There were two men in the foyer below, dressed smartly in work attire. One wore glasses, the other a beard. Both held sleek touchpads, and they noticed her instantly.

The man in the glasses cursed. “I told you! The relatives said they had one of those.”

“Who are you?” Clara’s voice trembled.

“Town housing inspectors, ma’am,” said the bearded man.

“Dammit, I had the codes here somewhere,” the man with the glasses muttered, swiping and tapping furiously through his own device.

Her mind felt thick and slow, like cogs poured over with hot toffee. She didn’t understand. She didn’t understand. Her family was supposed to be here, not these strangers. She was supposed to show her family her artwork. “Where are my parents and my brother?”

The two men exchanged looks. “They died three years ago,” the bearded man said. “Accident while on a countryside vacation. I’m sorry.”

Clara jerked back. “You’re lying.

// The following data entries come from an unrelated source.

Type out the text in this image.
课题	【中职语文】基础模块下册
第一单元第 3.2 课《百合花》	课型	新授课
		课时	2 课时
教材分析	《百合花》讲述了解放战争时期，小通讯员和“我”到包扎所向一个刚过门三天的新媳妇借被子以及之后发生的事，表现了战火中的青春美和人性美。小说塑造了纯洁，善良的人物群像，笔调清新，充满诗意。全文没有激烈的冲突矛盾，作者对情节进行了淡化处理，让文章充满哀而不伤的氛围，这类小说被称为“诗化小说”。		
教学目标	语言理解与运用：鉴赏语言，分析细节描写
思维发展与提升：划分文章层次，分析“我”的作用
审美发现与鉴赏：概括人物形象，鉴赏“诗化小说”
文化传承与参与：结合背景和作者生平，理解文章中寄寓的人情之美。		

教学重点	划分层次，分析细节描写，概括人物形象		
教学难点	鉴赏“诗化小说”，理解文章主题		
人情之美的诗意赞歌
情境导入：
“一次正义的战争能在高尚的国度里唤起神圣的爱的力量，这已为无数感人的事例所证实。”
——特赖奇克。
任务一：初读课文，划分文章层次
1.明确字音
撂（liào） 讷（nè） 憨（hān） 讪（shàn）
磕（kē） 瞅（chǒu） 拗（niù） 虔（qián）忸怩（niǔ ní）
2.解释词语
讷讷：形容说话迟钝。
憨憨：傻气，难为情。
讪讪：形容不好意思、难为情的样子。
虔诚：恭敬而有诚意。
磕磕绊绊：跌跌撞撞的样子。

They can’t be.”

The man in the glasses grimaced. “Did you have to tell her?”

“Just hurry up with the override!”

She had kept the house so tip-top tidy. She had straightened every sheet. She had polished every glass. And she had waited, and waited, sleepless days and nights spent pouring her heart out onto her canvas, the years bleeding into one long fantasia. She thought she didn’t dream, but maybe she had been dreaming all along.

Her family was gone, and they were not supposed to be gone. It was an impossibility, a flagrant violation of one of the core axioms of Clara’s life.

“I made so many paintings for everyone.” She took a step back.

The man in the beard was looking at her pityingly. The man with the glasses had stopped hunting through his documents.

“Please,” Clara whispered, not even certain what she was pleading for yet—only knowing that it was as important as anything she had ever done, but events had gathered too much momentum now, and she should have tried to stop something earlier, or done something differently—

and

then—

“Our revels now are ended,” read the man, peering over his glasses. “You our actors, as I foretold you, were all spirits, and are melted into air, into thin air.”

Clara blinked, a state of absolute calm overtaking her. She straightened. Her body relaxed. She smiled and inclined her head. “We are such stuff as dreams are made on,” she found herself saying, continuing the little eulogy, “and our little life is rounded with a sleep.”

Something vital inside her, some spark that had sustained her all these years, petered out, and away Clara slipped, a slow gradient into the infinity of nothing.